Thank heavens she was 99% ok, VW Polo rules!!!

Any case, after I calmed a wee bit … what about a 250 Isuzu diesel … they have long mileage per liter … not fast, can be repaired once a decade once you have it on spec … was met with silence. Not even a “look”.

Has lots of space for batteries when we convert it one day to an EV … did not even get there.

I think I am already one level past that, I don’t really want to do toe dipping with something like the i3 for the sample reason that I believe in say 3 years time I can probably buy a brand new EV for not much more money than a secondhand i3 today that will have like 3x the range of a early gen i3.

But I still have massive FOMO every time I see a EV knowing I can technically own one, but I want to get the best bang for my buck :confused:
I honestly can’t wait to get rid of my ICE car, the more I lay awake thinking about how dumb the whole process is of pumping oil out of the ground (Sometimes enriching some authoritarian government in the process…) shipping it across oceans, putting it through a refinery, trucking that processed fuel to a actual fuel station and then to only end up with 28% of the energy actually making my wheels turn drives me mad.

Not to mention literally having hundreds of little components (And some big ones…) that the ICE depends on just to function that can fail, getting ripped off every year at the VW stealership by paying R3k to change oil and sparkplugs…

And my personal pet peeve, I hate going to petrol stations, honestly I would much rather wait 9 hours at my house everyday for my car to charge than go to a petrol station twice a month, maybe I am just being difficult for no reason, but I hate the smell of petrol and diesel and with my luck I often go after work when they are busy and often times wait in a small que.
There also seems to be a lot of homeless people hanging around petrol stations these days, not a pleasant sight.

Replace with 'smell of diesel" …

:rofl:

I think the cheapest EV is likely going to be VW’s ID.1 or ID.4all (or whatever they decide to call it), rumoured for 2026, and it will cost (new) what a second hand i3 costs now. It’s a smaller car though, which means that I foresee second hand i3s being the goto EV for beginners for another 5 years or so. That isn’t a long time, and if I had more FOMO-resistance I probably would have waited.

@PJJ, I think the simple reality is that you are one test drive away from doing something incredibly irresponsible. Come on man, join me… you know you want to! :slight_smile:

I remember reading it is around 19% to 25% depending on the vehicle. Diesel cars get close to 30%, but they still have a Nox issue. But it really is insane just how poor that process is.

I’ve also often wondered about the so-called disparity in the manufacturing footprint. We know that making the lithium battery is energy intensive, but the amount of milling, casting, machining needed to make an internal combustion engine, and the hundreds of small parts, it does seem fairly primitive compared to what is likely around the corner.

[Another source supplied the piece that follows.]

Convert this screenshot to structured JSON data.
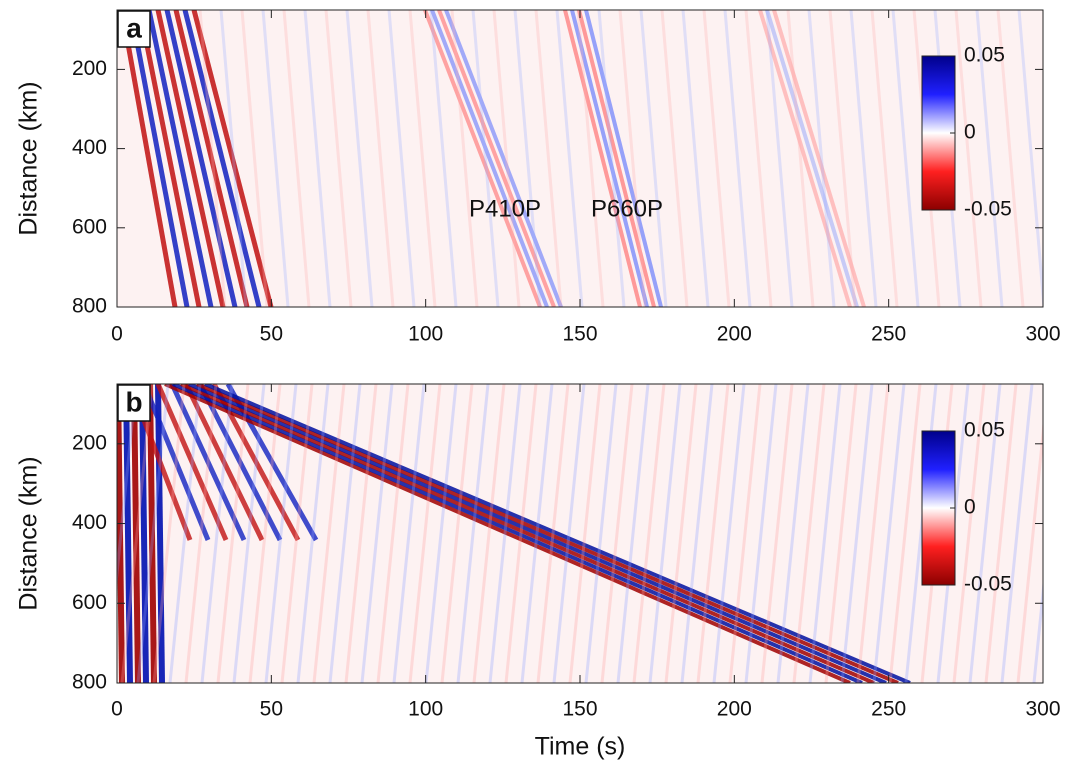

Service stations. The anti-EV people are always telling you “5 minutes to fill up!”… well guess what, we spend 0 minutes filling up now. The car charges while we sleep. The homeless people migrate from the traffic lights to the service stations in the evenings, and it is the same old faces, the ones I know have turned it into a career and are no longer trying to get off the streets, and are quite often hopped up on amphetamines. A difficult topic for another day.